The UK arm of Baker Tilly, MHA, has said its planned IPO is still “very much on track” despite the current turbulence in global stock markets resulting from Trump’s tariffs.
The accountancy firm revealed in March that it was set to launch an IPO on London’s junior stock market AIM.
Despite the global stock market turbulence due to President Trump’s tariff war, the firm has confirmed it is still planning to float next Tuesday.
Rakesh Shaunak, managing partner and group chairman of MHA, said: “Our intended IPO remains very much on track with a proposed launch date of 15 April despite the current turbulence in global stock markets, which is an indication of how well received our offering has been to investors.”
“An important part of our decision-making throughout this process and why we chose the IPO route is that it enables all our staff to have a stake in MHA plc,” he added.

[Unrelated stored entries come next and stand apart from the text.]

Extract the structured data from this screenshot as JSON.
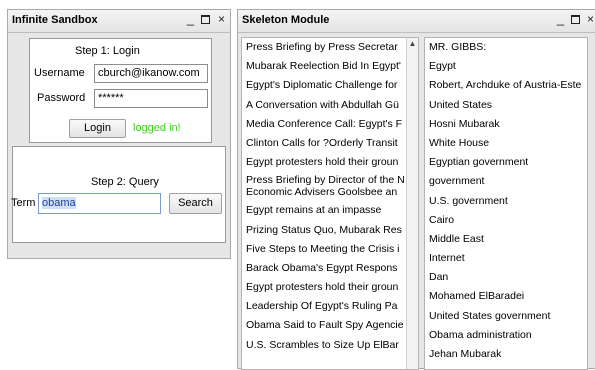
{
  "sandbox": {
    "title": "Infinite Sandbox",
    "min_glyph": "_",
    "close_glyph": "×",
    "step1_title": "Step 1: Login",
    "username_label": "Username",
    "username_value": "cburch@ikanow.com",
    "password_label": "Password",
    "password_value": "******",
    "login_label": "Login",
    "status_text": "logged in!",
    "status_color": "#44cc22",
    "step2_title": "Step 2: Query",
    "term_label": "Term",
    "term_value": "obama",
    "search_label": "Search"
  },
  "skeleton": {
    "title": "Skeleton Module",
    "min_glyph": "_",
    "close_glyph": "×",
    "scroll_up_glyph": "▲",
    "documents": [
      "Press Briefing by Press Secretar",
      "Mubarak Reelection Bid In Egypt'",
      "Egypt's Diplomatic Challenge for",
      "A Conversation with Abdullah Gü",
      "Media Conference Call: Egypt's F",
      "Clinton Calls for ?Orderly Transit",
      "Egypt protesters hold their groun",
      "Press Briefing by Director of the N Economic Advisers Goolsbee an",
      "Egypt remains at an impasse",
      "Prizing Status Quo, Mubarak Res",
      "Five Steps to Meeting the Crisis i",
      "Barack Obama's Egypt Respons",
      "Egypt protesters hold their groun",
      "Leadership Of Egypt's Ruling Pa",
      "Obama Said to Fault Spy Agencie",
      "U.S. Scrambles to Size Up ElBar"
    ],
    "entities": [
      "MR. GIBBS:",
      "Egypt",
      "Robert, Archduke of Austria-Este",
      "United States",
      "Hosni Mubarak",
      "White House",
      "Egyptian government",
      "government",
      "U.S. government",
      "Cairo",
      "Middle East",
      "Internet",
      "Dan",
      "Mohamed ElBaradei",
      "United States government",
      "Obama administration",
      "Jehan Mubarak"
    ]
  }
}
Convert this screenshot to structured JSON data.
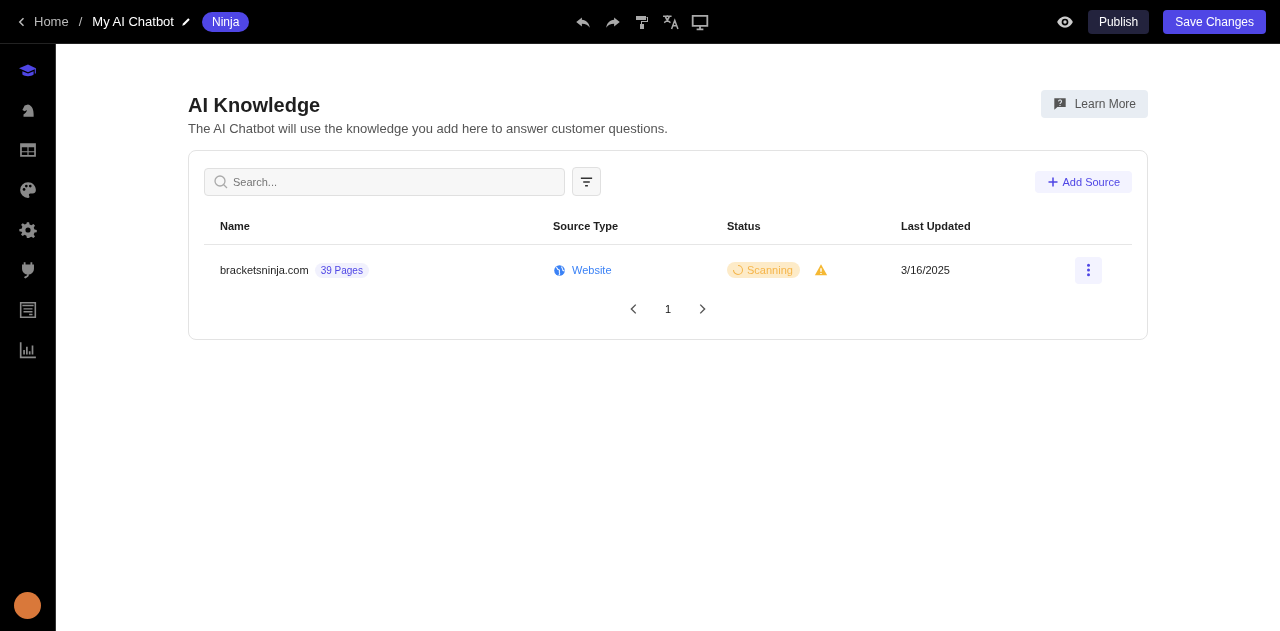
{
  "topbar": {
    "back": "Home",
    "separator": "/",
    "title": "My AI Chatbot",
    "badge": "Ninja",
    "publish": "Publish",
    "save": "Save Changes"
  },
  "sidebar": {
    "items": [
      {
        "selected": true
      },
      {
        "selected": false
      },
      {
        "selected": false
      },
      {
        "selected": false
      },
      {
        "selected": false
      },
      {
        "selected": false
      },
      {
        "selected": false
      },
      {
        "selected": false
      }
    ]
  },
  "page": {
    "title": "AI Knowledge",
    "subtitle": "The AI Chatbot will use the knowledge you add here to answer customer questions.",
    "learn_more": "Learn More"
  },
  "search": {
    "placeholder": "Search..."
  },
  "add_source": "Add Source",
  "table": {
    "columns": [
      "Name",
      "Source Type",
      "Status",
      "Last Updated"
    ],
    "rows": [
      {
        "name": "bracketsninja.com",
        "pages": "39 Pages",
        "source_type": "Website",
        "status": "Scanning",
        "warning": true,
        "last_updated": "3/16/2025"
      }
    ]
  },
  "pagination": {
    "pages": [
      {
        "label": "1",
        "selected": true
      }
    ]
  }
}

Shaunak added that staff will have “the opportunity to purchase new shares in MHA plc at the same price as all incoming investors at IPO, through the retail offer” starting this Thursday.
When the firm announced its plans to float, it targeted a £350m valuation and aimed to raise to £125m in the coming weeks.
However, according to an announcement on the London Stock Exchange this morning, up to £101.8m is to be raised, comprising a placing of £95.8m as well as a retail offer of up to approximately £6m new ordinary shares, as well as enabling a sell down by “certain partners”.
The market update also highlighted an anticipated market capitalisation on admission at the placing price, which would be £269m.
Commenting on the revelation, Dan Coatsworth, investment analyst at AJ Bell stated that MHA is “brave to go ahead with an IPO in the current environment”.
He noted that “the last thing MHA will want is for its share price to be weak as soon as the stock begins trading” as it “would send a negative message to prospective investors”
He stated that MHA “must be banking on markets stabilising before it makes its stock market debut on 15 April.”
“The combination of new tariffs on UK exports to the US and higher employment-related costs for UK businesses linked to Rachel Reeves’ Budget last October create a difficult backdrop for British companies. There is a chance that business and economic activity slows and that could create a headwind for MHA given its role as an accounting and professional services firm,” Coatsworth added.
MHA’s rival, Grant Thornton, has taken a different route for investment with its UK partners in December voting in favour of investment from private equity firm Cinven.
In July, MHA reported that its revenue over 2024 jumped by nearly 30 per cent to £180m. While over the last four years, the firm doubled its revenue from £90m (2020) to £180m (2024).